Carmelita menyebut kalaupun kapal tertahan untuk di-scrap karena tingkat pasar freight yang melonjak, penambahan tonase tidak berubah sinifikan. Tak hanya itu, pelaku senagian besar tidak akan menambah kapal baru, dengan kondisi dan harga kapal saat ini.
"Mungkin ada juga yang masih beli kapal, iru terutama bagi pelaku yang masih bisa dipenuhi dari yang sudah memiliki kontrak-kontrak jangka panjang," ujarnya, Kamis (24/11/2022).
Memei, sapaan akrabnya, juga menyebut hingga saat ini kontrak pelaku pelayaran dengan perusahaan migas dan batu bara belum dilakukan penyesuaian kembali di tengah melabungnya harga komiditas energi.
Sebelumnya, saat terjadi penurunan harga minyak mentah dan batu bara beberapa waktu lalu, yang mana perusahaan minyak, gas dan batu bara secara serta merta melakukan penyesuaian harga freight agar lebih kompetitif menyesuaikan kondisi yang terjadi. Hal ini, lanjut dia, mau tidak mau perusahaan pelayaran harus menyesuaikan harga freight daripada perusahaan pengguna jasa melakukan early termination contract secara sepihak.
Baca Juga
Dengan perusahaan pelayaran melakukan penyesuaian harga tersebut, revenue pelayaran nasional mengalami penurunan, sedangkan di sisi lain biaya operasional kapal meningkat, sehingga banyak perusahaan pelayaran mengalami kesulitan cashflow.
Oleh karena itu, dia juga meminta agar kontrak penyesuaain freight kembali dilakukan seiring dengan tingginya harga minyak mentah dan batu bara di pasar Internasional telah berdampak pada harga BBM dalam negeri, termasuk untuk kapal laut.

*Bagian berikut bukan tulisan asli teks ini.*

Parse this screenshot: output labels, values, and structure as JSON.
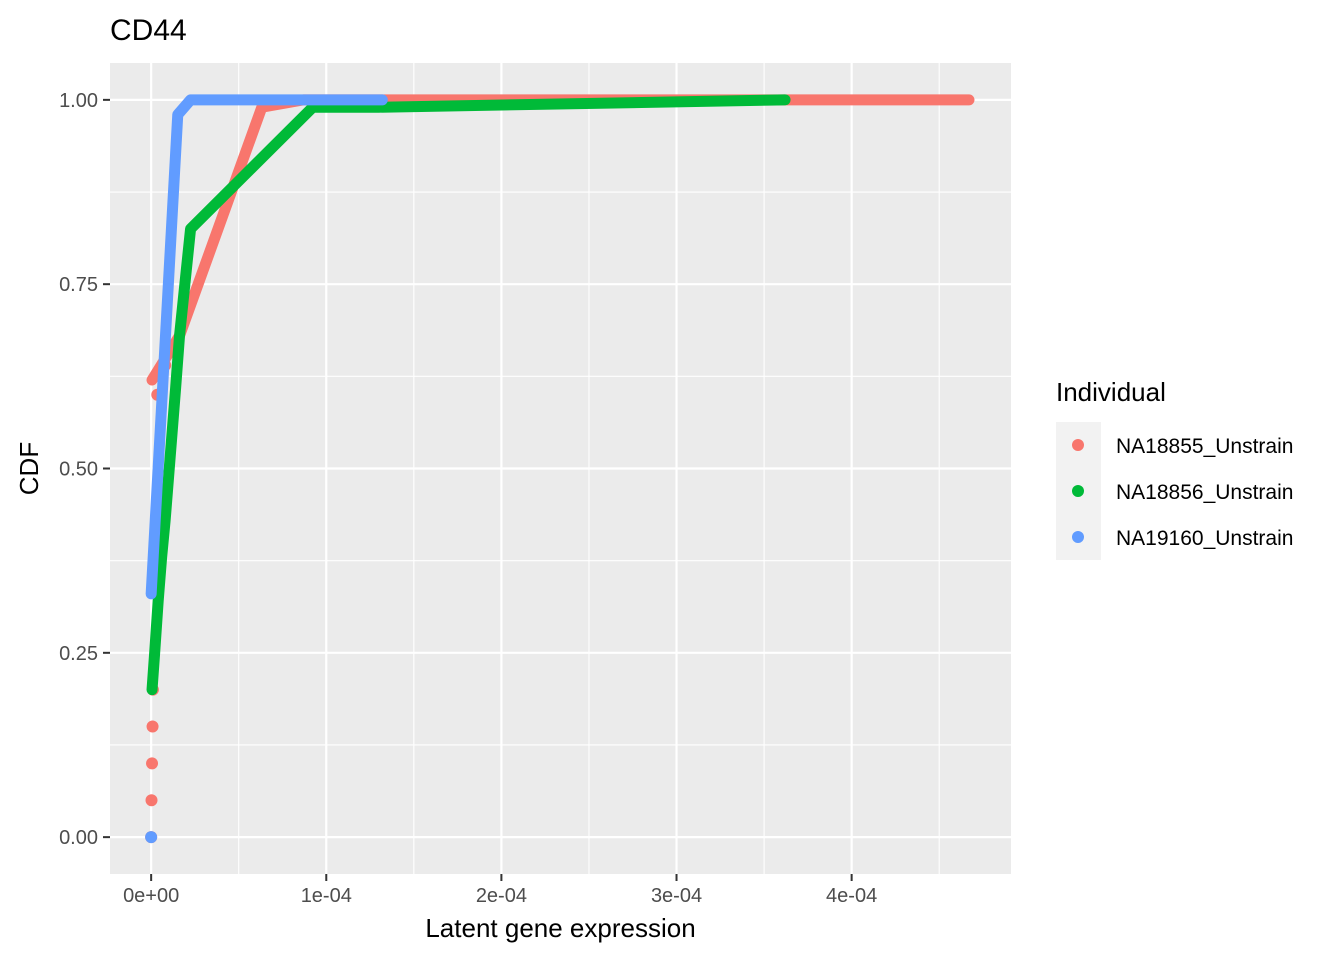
{
  "chart_data": {
    "type": "line",
    "title": "CD44",
    "xlabel": "Latent gene expression",
    "ylabel": "CDF",
    "xlim": [
      -2.35e-05,
      0.000491
    ],
    "ylim": [
      -0.05,
      1.05
    ],
    "x_ticks": [
      {
        "value": 0,
        "label": "0e+00"
      },
      {
        "value": 0.0001,
        "label": "1e-04"
      },
      {
        "value": 0.0002,
        "label": "2e-04"
      },
      {
        "value": 0.0003,
        "label": "3e-04"
      },
      {
        "value": 0.0004,
        "label": "4e-04"
      }
    ],
    "y_ticks": [
      {
        "value": 0,
        "label": "0.00"
      },
      {
        "value": 0.25,
        "label": "0.25"
      },
      {
        "value": 0.5,
        "label": "0.50"
      },
      {
        "value": 0.75,
        "label": "0.75"
      },
      {
        "value": 1.0,
        "label": "1.00"
      }
    ],
    "grid": true,
    "legend": {
      "title": "Individual",
      "position": "right"
    },
    "series": [
      {
        "name": "NA18855_Unstrain",
        "color": "#F8766D",
        "line": [
          [
            5e-07,
            0.62
          ],
          [
            1.62e-05,
            0.68
          ],
          [
            6.32e-05,
            0.99
          ],
          [
            8.7e-05,
            1.0
          ],
          [
            0.000467,
            1.0
          ]
        ],
        "points": [
          [
            0,
            0
          ],
          [
            2e-07,
            0.05
          ],
          [
            5e-07,
            0.1
          ],
          [
            8e-07,
            0.15
          ],
          [
            1e-06,
            0.2
          ],
          [
            3.5e-06,
            0.6
          ],
          [
            5e-06,
            0.625
          ],
          [
            8e-06,
            0.64
          ],
          [
            1.1e-05,
            0.66
          ]
        ]
      },
      {
        "name": "NA18856_Unstrain",
        "color": "#00BA38",
        "line": [
          [
            5e-07,
            0.2
          ],
          [
            2e-06,
            0.25
          ],
          [
            4e-06,
            0.32
          ],
          [
            6e-06,
            0.38
          ],
          [
            8e-06,
            0.43
          ],
          [
            1e-05,
            0.49
          ],
          [
            1.2e-05,
            0.55
          ],
          [
            1.4e-05,
            0.61
          ],
          [
            1.62e-05,
            0.68
          ],
          [
            2.25e-05,
            0.825
          ],
          [
            9.23e-05,
            0.99
          ],
          [
            0.00013,
            0.99
          ],
          [
            0.000362,
            1.0
          ]
        ],
        "points": []
      },
      {
        "name": "NA19160_Unstrain",
        "color": "#619CFF",
        "line": [
          [
            0,
            0.33
          ],
          [
            1.52e-05,
            0.98
          ],
          [
            2.25e-05,
            1.0
          ],
          [
            0.000132,
            1.0
          ]
        ],
        "points": [
          [
            0,
            0
          ]
        ]
      }
    ]
  }
}
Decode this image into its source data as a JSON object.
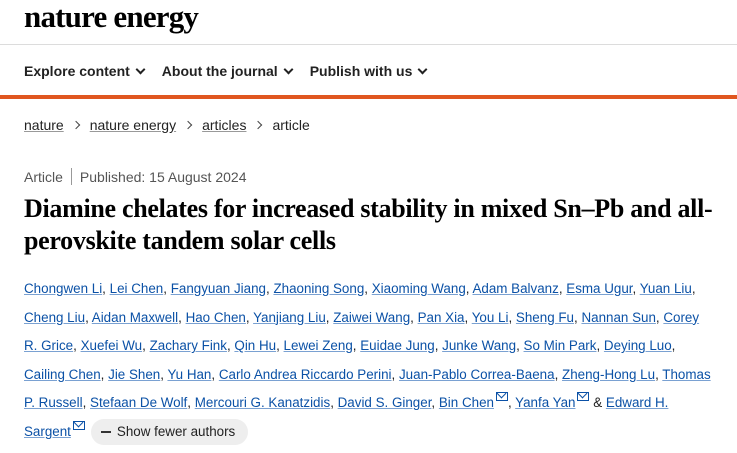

Sebab hal ini telah mengakibatkan meningkatnya biaya operasional pelayaran niaga, karena biaya BBM merupakan komponen biaya yang paling besar dalam struktur operasional kapal.
Meski harga BBM kapal sudah naik, harga freight untuk angkutan laut pada sektor energi di dalam negeri belum mengalami penyesuaian tarif. Malahan, kata dia, harga freight untuk angkutan laut luar negeri yang sudah lebih dulu terjadi penyesuaian dengan market freight internasional.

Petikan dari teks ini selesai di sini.